2º PRATA DA CASA | CONHEÇA OS SEMIFINALISTAS: PABLO PARREIRAS — CATEGORIA CONTO
- Casa Brasileira de Livros
- 14 de jul.
- 11 min de leitura

SOBRE O AUTOR
Pablo Parreiras é mestre em Estudos Literários na Faculdade de Letras da Universidade Federal de Minas Gerais e estudante de doutorado em Literatura de Língua Portuguesa na Indiana University (EUA).
O CONTO SEMIFINALISTA
Anti-Édipo
Para a interiorana Tamires Batista Silveira
As pessoas começaram a desconfiar dos devaneios e das atitudes duvidosas do fazendeiro Geraldo Montalvão no dia em que ele encomendou a morte do filho por uma desavença de 30 anos. No interior é assim: todo mundo conhece todo mundo, até que finalmente descobre-se que ninguém conhece ninguém.
Da porta pra fora, os Joãos, as Marias, os Antônios e as Anas são bons cidadãos, tementes a Deus e vizinhos exemplares. Da porta pra dentro, a vida privada das pessoas, teoricamente, não é acessada por ninguém. No entanto, esta história só é possível de ser contada porque os acontecimentos se tornaram públicos e sujeitos ao escrutínio mais perigoso: o interiorano.
E Geraldo Montalvão não conseguiu esconder a página mais tenebrosa já lida em praça pública na cidade de Água Boa. Havia tentado assassinar o próprio filho e agora isso era um fato indubitável e audível. O ocorrido já estava completando sete dias, prazo da morte e da missa derradeira do contratado para matar, que em decorrência do destino, foi quem acabou morrendo.

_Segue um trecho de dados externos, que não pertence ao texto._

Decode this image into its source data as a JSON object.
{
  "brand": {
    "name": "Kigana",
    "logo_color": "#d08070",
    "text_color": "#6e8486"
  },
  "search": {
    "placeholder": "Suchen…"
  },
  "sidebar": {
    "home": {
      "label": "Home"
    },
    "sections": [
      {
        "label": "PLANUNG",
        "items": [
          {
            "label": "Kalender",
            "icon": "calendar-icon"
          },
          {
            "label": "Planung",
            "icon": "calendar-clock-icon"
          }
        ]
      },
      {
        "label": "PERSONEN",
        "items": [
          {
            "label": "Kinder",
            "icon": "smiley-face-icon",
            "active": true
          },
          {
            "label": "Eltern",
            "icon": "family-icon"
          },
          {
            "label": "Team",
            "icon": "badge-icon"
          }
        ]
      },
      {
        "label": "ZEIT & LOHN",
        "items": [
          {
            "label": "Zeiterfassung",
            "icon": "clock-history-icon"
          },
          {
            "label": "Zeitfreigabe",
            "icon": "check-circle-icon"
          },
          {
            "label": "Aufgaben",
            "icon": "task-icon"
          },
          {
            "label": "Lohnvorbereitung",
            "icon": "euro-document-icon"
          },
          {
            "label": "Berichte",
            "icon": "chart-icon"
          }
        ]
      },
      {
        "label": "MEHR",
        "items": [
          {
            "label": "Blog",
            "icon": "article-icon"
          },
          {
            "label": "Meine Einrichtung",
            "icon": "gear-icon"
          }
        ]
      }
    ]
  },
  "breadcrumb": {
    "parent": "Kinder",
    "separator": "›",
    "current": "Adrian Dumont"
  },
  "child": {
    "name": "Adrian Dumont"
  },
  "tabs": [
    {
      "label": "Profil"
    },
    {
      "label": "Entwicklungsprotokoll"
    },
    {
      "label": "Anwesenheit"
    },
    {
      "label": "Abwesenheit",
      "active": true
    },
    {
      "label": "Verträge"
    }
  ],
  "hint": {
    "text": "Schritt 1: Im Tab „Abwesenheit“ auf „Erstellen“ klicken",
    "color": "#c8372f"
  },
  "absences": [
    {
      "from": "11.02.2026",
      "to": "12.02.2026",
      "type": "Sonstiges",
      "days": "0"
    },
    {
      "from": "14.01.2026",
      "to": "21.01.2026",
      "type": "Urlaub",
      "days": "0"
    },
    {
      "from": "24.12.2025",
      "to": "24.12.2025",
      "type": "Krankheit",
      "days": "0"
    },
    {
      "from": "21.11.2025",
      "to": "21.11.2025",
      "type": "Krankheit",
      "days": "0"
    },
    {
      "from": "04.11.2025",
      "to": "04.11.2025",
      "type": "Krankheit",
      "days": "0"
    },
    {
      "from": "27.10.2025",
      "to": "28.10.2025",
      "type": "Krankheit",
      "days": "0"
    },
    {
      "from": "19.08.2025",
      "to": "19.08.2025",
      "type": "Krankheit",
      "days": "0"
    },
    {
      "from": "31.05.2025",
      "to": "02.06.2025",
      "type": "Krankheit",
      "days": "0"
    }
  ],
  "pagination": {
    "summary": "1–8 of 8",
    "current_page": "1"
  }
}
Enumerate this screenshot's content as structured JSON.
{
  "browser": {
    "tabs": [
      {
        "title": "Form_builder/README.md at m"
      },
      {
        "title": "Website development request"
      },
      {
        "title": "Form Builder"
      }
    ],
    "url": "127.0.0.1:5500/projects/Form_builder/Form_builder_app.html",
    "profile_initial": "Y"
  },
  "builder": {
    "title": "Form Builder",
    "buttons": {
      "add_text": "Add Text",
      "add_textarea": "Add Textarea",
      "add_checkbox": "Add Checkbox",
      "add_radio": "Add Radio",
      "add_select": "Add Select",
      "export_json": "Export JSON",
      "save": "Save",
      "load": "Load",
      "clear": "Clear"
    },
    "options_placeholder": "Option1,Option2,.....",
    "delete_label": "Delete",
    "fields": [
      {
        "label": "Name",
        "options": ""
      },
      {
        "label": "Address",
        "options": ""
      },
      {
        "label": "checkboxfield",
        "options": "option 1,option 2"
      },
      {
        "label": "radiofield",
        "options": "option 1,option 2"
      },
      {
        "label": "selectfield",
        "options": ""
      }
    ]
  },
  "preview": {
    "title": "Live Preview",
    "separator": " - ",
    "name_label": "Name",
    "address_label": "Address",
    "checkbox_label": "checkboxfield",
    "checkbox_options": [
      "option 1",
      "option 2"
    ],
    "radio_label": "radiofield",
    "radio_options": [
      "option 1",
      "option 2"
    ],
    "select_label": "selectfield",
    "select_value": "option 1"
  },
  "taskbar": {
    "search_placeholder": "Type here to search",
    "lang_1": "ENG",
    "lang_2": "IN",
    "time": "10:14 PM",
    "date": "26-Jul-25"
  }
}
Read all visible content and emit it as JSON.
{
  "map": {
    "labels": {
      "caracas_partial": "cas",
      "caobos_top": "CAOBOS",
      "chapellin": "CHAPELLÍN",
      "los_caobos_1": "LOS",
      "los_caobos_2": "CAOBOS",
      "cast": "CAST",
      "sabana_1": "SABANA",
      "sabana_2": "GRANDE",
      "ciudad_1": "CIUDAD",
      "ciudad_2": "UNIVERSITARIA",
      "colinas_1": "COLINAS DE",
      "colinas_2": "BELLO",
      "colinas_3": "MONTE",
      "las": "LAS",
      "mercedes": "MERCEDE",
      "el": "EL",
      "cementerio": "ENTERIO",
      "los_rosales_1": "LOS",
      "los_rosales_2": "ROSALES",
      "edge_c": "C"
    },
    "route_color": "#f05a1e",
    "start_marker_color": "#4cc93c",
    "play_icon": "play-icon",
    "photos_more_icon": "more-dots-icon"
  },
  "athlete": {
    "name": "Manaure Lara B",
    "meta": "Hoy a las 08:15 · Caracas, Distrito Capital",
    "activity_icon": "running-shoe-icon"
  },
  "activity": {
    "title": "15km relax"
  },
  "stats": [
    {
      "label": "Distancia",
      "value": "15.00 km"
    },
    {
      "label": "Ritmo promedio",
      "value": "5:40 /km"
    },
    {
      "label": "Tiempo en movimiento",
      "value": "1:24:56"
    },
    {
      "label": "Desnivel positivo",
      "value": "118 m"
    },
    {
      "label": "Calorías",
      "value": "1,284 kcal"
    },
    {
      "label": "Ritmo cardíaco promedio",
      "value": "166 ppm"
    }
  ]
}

Inicialmente, houve um burburinho sobre o assunto por parte de um comerciante local com fama de fofoqueiro e contador de estórias. O senhor Eustáquio Figueiredo, dono do sacolão Verdura Boa, jurou de pés juntos que na noite do dia anterior do acontecido havia, ele mesmo, socorrido Mateus Montalvão.
“O Doutor estava com a perna machucada. Ou algo assim. Parecia estar mancando. Minto, veio correndo e o Corvo estava com a pata machucada. Achei que tinha visto um balaço, coisa de tiro de espingarda, mas era um fim de tarde, início de noite sem movimento e não reparei direito. Engraçado que não ouvi barulho nenhum. Só vi o rapaz se aproximando do meu estabelecimento e como ele viu que eu tinha visto ele não deu tempo de ir cuidar da minha vida. Fui cuidar da vida do Doutor, estilo salvador mesmo. Tem horas que a gente tem que fazer o que é necessário”.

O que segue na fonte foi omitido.